The voices rising from beneath her belonged to a trio of guests. Sukul had met Lord Vanut Degalla and his odious wife Syl Lebanas once before, at some event in the Citadel, although her memory of the details was vague – she had been very young then, too wide-eyed to comprehend much beyond a few names and the faces to which they belonged. Her sister Sharenas had expressed disdain for the pair, although Sukul could not quite recall why. The third guest sharing the small chamber below was Lady Aegis, of House Haran, an outlying estate inclined to isolation. Tall, attractive in a regal fashion, somewhat diminished by the obvious efforts she made to maintain that regal air, Aegis had already set herself in opposition to Hish Tulla, for reasons Sukul did not yet understand.
Moving quietly, she seated herself on a chest, drawing her fur robe closer about her shoulders, and listened.

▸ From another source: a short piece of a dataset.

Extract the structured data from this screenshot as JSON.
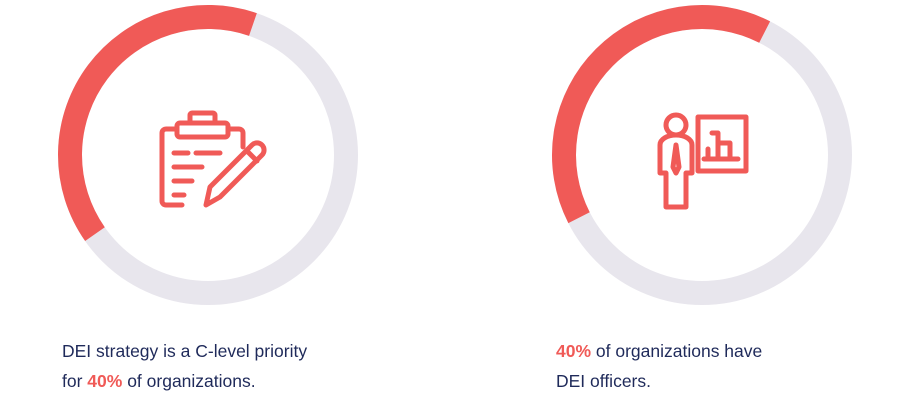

Syl Lebanas was speaking. ‘The fault lies with Anomander,’ she said yet again. ‘I think we can all agree on that. It falls to the comportment of Mother Dark’s champion to affect the proper unity among the highborn. After all, the face of our enemy is hardly obscure—’
‘Oh, enough of that, Syl,’ cut in Aegis, her clipped manner of speaking hinting, as always, at impatience and contempt. ‘Insist upon simplicity as it seems you must, if only to find false comfort in your mastery of the situation. The truth of this matter … far more complicated. Allegiances uncertain. Loyalties suspect. What looms before us is nothing short of a fundamental reordering of power in the realm. As such … promises to be vicious.’
‘Against which,’ Vanut Degalla murmured, ‘even you must acknowledge, Aegis, Lord Anomander has failed and continues to fail in placating. Blood will be spilled in the Citadel itself before this is done.’
‘Let the two priestesses set talons to each other,’ Aegis retorted. ‘All this talk of Father Light and Mother Dark. Since when did matters of religion demand … unveiling of daggers, much less swords? Before this pogrom – before the atrocity … unmitigated slaughter of innocents – we Tiste dwelt well enough in a plurality of faiths.’
Degalla snorted. ‘My dear Aegis, and how many Deniers crowded your distant holdings? Scant few, I should think. No, the worm of disaffection was set among us the day Draconus elevated our queen into a goddess. While even you, wife, would see Anomander the instigator of our present disorder. He is not.’
‘Even so,’ Syl insisted, ‘he has indeed failed in meeting the challenge.’